Proximal Policy Optimization

PPO, or proximal policy optimization methods try to do modifications to TRPO ideas, to make them easy to implement, while keeping the reliable performance benefits.

In TRPO, our goal is to:

\[ \mbox{maximize } \mathbb{E}_ {s \sim \rho_\pi, a \sim q} \bigg[ \frac{\pi(a|s)}{q(a|s)} \cdot A_\pi(s, a) \bigg] \mbox{ ; while $D_{KL}(\pi, \tilde{\pi})$ is within some constant $\delta$} \]
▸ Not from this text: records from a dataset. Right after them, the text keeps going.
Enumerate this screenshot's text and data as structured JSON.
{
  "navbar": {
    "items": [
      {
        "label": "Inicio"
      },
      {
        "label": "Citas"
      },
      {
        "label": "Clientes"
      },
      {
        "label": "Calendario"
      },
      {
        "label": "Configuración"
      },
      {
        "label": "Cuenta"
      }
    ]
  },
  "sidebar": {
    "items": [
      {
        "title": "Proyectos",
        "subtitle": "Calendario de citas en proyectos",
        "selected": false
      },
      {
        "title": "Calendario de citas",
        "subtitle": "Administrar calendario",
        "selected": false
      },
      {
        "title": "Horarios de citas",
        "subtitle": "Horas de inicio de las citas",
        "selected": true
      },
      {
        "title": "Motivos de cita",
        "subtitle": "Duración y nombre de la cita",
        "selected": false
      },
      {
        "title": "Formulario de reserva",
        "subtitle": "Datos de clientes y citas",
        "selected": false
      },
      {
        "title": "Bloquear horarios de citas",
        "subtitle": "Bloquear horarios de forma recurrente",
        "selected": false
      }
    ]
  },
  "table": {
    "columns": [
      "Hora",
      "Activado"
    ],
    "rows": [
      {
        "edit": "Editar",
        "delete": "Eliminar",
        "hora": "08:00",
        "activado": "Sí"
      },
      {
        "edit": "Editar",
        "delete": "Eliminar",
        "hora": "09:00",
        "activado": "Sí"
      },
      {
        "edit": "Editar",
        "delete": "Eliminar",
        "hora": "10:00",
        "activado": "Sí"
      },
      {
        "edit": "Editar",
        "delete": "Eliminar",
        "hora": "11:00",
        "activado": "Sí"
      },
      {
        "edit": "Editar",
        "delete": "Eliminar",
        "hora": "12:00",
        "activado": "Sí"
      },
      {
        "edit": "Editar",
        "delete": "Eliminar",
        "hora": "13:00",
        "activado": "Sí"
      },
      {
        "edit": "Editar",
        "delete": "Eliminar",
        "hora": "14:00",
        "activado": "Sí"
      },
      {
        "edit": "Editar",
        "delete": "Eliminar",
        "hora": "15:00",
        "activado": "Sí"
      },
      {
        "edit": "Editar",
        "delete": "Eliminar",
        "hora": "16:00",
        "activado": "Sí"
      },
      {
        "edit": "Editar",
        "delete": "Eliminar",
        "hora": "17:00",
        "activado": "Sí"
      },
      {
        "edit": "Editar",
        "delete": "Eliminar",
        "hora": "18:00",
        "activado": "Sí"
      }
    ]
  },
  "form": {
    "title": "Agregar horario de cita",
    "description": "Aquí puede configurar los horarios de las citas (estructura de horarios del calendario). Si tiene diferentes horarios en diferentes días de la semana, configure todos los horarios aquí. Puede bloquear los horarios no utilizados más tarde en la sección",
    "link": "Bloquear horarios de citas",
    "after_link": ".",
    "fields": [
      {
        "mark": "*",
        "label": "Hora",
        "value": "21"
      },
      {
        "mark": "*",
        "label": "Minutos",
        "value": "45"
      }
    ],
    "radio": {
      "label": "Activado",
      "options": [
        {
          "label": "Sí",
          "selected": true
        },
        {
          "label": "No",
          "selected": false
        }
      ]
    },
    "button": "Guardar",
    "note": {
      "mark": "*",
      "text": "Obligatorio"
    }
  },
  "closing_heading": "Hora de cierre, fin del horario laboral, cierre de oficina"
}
The first modification that PPO suggests is to clip the optimization objective. Let the ratio $r$ be defined as:

\[ r = \frac{\pi(a|s)}{q(a|s)} \]

In this modification, we clip the optimization objective from the above, so we can avoid too large updates:

\[ \mbox{maximize } \mathbb{E}_ {s \sim \rho_\pi, a \sim q} \bigg[ \min(r, 1+\epsilon) \cdot A_\pi(s, a) \bigg] \]

Secondly, we can use an adaptive KL penalty coefficient. The TRPO optimization problem, even though constrained in the above formulation, can be unconstrained:

\[ \mbox{maximize } \mathbb{E}_ {s \sim \rho_\pi, a \sim q} [ r \cdot A_\pi(s, a) - \beta \cdot D_{KL}(\pi, \tilde{\pi}) ] \]

In this unconstrained case, we can aim for the $D_{KL}$ term to be closer to a target value $d_t$. If the term is too large, say $>\lambda_1 d_t$, we can reduce it's effect by decreasing $\beta$. Similarly, if the term is too small, say $<\lambda_2 d_t$, then we can boost its effect by increasing $\beta$.

Finally, these objectives can be combined with other well known objectives, like adding a negative term for value function error, or adding a bonus term to encourage exploration.

One way to use this in an actor-critic setting is to estimate advantage by a fixed horizon discounted advantage:

\[ \hat{A}_ t = \delta_ t + (\gamma\lambda)\delta_ {t+1} + \cdots + (\gamma\lambda)^{T-t+1}\delta_{T-1} \mbox{ ; where $\delta_t = r_t+\gamma V(s_{t+1}) - V(s_t)$} \]

Here $\lambda$ is arbitrary. This PPO algorithm would work by running the actor for say $N$ times, with the old policy for $T$ timesteps each, and computing $T$ advantage estimates; and then finally optimizing the objective with Monte Carlo estimation to get the new policy parameters, and then doing this for as many iterations as needed.